1979 год для него начался, как мы знаем, с 67-й московской клинической больницы. Здесь ему поставили уже совершенно иной диагноз — не болезнь Меньера или Паркинсона (их симптомы отчасти схожи), а гораздо более суровый и неутешительный — хорея Гентингтона. Обследование и диагностику проводил молодой, но опытный врач-невропатолог М.И. Левин. Он с особым вниманием отнесся к Шаламову, поскольку узнал, что он — большой писатель и поэт (о чем доктору сначала сообщил Ю.А. Шрейдер, а затем он и сам в этом убедился, прочтя доставленные ему на прочтение «Колымские рассказы» и стихи, лично подаренные Шаламовым). Согласно специальным пояснениям М.И. Левина, хорея Гентингтона является серьезным неврологическим (а не психоневрологическим) заболеванием наследственного характера, начинается в 40—60 лет и может длиться затем от десяти до тридцати лет без заметных интеллектуальных проблем. Основным внешним признаком болезни являются так называемые гиперкинезы — насильственные движения в конечностях, лице и языке. Они ведут к нарушению походки и письма, к затруднениям при приеме пищи. В эмоциональной сфере у Шаламова наблюдались крайняя раздражительность, взрывчатость, сменяющаяся абсолютной покорностью и чувством вины перед обслуживающим персоналом больницы. Он лежал, свернувшись калачиком, и постоянно прятал пищу под матрас, а затем часами искал свои съедобные сокровища, иногда нянечки кормили его с ложки… Глухота и глаукома обоих глаз дополняли эту картину. «В конце концов, это заболевание кончается тяжелой деменцией и кахексией», — неутешительно заключал доктор М.И. Левин [98].

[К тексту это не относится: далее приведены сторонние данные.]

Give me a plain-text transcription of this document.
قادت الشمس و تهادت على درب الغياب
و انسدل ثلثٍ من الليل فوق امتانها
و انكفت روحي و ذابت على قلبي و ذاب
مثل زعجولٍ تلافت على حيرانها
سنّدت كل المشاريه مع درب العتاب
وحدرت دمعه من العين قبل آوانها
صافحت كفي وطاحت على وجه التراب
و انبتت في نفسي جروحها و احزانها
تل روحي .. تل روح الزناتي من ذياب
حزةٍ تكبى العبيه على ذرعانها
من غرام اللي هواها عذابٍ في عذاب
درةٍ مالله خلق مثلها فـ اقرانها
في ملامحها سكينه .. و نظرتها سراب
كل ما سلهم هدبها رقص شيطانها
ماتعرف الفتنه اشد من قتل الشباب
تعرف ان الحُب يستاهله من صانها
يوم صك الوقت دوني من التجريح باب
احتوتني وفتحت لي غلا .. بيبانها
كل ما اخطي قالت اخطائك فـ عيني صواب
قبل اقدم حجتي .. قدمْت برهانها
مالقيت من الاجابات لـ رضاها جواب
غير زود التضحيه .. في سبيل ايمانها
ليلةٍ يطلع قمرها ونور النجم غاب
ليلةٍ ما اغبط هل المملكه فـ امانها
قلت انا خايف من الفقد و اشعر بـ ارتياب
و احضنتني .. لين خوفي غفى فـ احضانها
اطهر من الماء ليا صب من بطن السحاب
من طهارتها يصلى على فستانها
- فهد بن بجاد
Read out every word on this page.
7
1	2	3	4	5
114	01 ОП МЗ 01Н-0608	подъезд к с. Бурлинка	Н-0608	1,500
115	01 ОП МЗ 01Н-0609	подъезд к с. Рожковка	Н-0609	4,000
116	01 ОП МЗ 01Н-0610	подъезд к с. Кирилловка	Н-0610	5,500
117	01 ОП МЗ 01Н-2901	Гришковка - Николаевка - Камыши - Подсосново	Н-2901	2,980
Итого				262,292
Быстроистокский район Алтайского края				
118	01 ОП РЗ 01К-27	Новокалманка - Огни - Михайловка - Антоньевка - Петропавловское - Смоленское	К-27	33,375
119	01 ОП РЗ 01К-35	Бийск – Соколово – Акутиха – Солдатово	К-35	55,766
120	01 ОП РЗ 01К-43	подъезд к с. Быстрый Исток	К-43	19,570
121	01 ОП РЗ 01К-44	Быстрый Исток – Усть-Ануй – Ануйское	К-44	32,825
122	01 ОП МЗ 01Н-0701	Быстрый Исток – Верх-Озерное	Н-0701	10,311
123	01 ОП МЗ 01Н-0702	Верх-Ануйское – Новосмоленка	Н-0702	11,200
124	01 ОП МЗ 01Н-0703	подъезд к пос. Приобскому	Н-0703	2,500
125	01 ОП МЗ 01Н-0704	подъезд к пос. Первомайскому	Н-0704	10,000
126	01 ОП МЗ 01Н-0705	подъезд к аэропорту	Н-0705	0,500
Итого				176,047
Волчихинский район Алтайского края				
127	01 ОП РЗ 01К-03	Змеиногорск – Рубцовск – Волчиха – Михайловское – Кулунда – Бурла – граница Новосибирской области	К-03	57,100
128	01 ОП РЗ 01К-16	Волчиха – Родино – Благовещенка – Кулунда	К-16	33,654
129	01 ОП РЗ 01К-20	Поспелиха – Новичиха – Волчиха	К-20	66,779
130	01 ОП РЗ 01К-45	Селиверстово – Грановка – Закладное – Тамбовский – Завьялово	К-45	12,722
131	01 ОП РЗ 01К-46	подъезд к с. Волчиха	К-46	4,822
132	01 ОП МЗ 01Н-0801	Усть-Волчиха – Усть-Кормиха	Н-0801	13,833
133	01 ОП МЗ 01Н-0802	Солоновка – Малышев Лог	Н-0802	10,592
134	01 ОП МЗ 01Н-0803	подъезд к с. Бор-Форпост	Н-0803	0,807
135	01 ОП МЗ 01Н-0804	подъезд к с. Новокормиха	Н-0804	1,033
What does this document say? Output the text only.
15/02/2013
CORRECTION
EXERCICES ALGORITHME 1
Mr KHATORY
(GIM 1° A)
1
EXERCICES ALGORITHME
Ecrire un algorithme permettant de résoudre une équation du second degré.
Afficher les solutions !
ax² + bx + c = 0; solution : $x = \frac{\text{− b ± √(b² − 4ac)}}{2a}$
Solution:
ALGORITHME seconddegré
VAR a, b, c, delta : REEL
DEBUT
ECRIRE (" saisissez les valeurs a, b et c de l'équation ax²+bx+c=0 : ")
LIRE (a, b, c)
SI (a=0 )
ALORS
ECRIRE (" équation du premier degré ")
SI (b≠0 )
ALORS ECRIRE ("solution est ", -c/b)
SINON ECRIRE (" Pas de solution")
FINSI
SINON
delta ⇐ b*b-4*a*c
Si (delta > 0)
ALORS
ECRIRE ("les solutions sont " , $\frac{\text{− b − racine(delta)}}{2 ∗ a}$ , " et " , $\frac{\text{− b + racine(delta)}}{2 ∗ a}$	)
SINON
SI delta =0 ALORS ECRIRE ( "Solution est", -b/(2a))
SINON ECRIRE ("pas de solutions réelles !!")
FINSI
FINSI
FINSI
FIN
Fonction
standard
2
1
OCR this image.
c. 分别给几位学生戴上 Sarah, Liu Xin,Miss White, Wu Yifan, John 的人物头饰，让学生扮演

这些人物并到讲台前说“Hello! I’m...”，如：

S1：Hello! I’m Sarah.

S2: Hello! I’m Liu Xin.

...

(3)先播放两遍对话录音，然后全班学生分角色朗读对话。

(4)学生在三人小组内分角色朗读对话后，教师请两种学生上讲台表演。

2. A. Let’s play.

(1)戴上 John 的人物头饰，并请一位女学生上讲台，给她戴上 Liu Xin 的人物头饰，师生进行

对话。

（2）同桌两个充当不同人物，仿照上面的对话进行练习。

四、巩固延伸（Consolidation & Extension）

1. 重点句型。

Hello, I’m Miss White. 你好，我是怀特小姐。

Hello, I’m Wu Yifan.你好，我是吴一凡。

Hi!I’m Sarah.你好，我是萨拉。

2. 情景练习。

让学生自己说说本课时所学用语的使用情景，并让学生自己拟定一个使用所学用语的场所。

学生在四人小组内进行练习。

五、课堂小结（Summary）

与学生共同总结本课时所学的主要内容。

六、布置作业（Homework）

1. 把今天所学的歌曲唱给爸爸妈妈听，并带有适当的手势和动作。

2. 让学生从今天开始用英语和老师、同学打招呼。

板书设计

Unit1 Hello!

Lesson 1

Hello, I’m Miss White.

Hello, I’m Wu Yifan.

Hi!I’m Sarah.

Диагноз был поставлен, напомним, в феврале 1979 года, а в апреле Шаламов — несмотря на все усилия лечащего врача подольше задержать его — был выписан из больницы при некотором улучшении состояния. Тяжелый и мучительный характер болезни Шаламова сопровождался и в дальнейшем редкими просветами, что позволяло ему общаться с навещавшими его, писать — вернее, проговаривать стихи, но великий дух быстро угасал. 25 мая 1979 года Шаламов, при содействии Литфонда, в сопровождении его сотрудницы, а также вызванных соседкой по телефону старых знакомых, бывших колымских заключенных Г.А. Воронской и ее мужа И.С. Исаева, был перевезен в дом престарелых и инвалидов. Подробности этой крайне печальной истории запечатлены в воспоминаниях И.С. Исаева, который оказался в этой ситуации и последним реальным помощником, и последним беспристрастным свидетелем.

Перейти на страницу:

Похожие книги

Адмирал Советского Союза
Адмирал Советского Союза

Николай Герасимович Кузнецов – адмирал Флота Советского Союза, один из тех, кому мы обязаны победой в Великой Отечественной войне. В 1939 г., по личному указанию Сталина, 34-летний Кузнецов был назначен народным комиссаром ВМФ СССР. Во время войны он входил в Ставку Верховного Главнокомандования, оперативно и энергично руководил флотом. За свои выдающиеся заслуги Н.Г. Кузнецов получил высшее воинское звание на флоте и стал Героем Советского Союза.В своей книге Н.Г. Кузнецов рассказывает о своем боевом пути начиная от Гражданской войны в Испании до окончательного разгрома гитлеровской Германии и поражения милитаристской Японии. Оборона Ханко, Либавы, Таллина, Одессы, Севастополя, Москвы, Ленинграда, Сталинграда, крупнейшие операции флотов на Севере, Балтике и Черном море – все это есть в книге легендарного советского адмирала. Кроме того, он вспоминает о своих встречах с высшими государственными, партийными и военными руководителями СССР, рассказывает о методах и стиле работы И.В. Сталина, Г.К. Жукова и многих других известных деятелей своего времени.Воспоминания впервые выходят в полном виде, ранее они никогда не издавались под одной обложкой.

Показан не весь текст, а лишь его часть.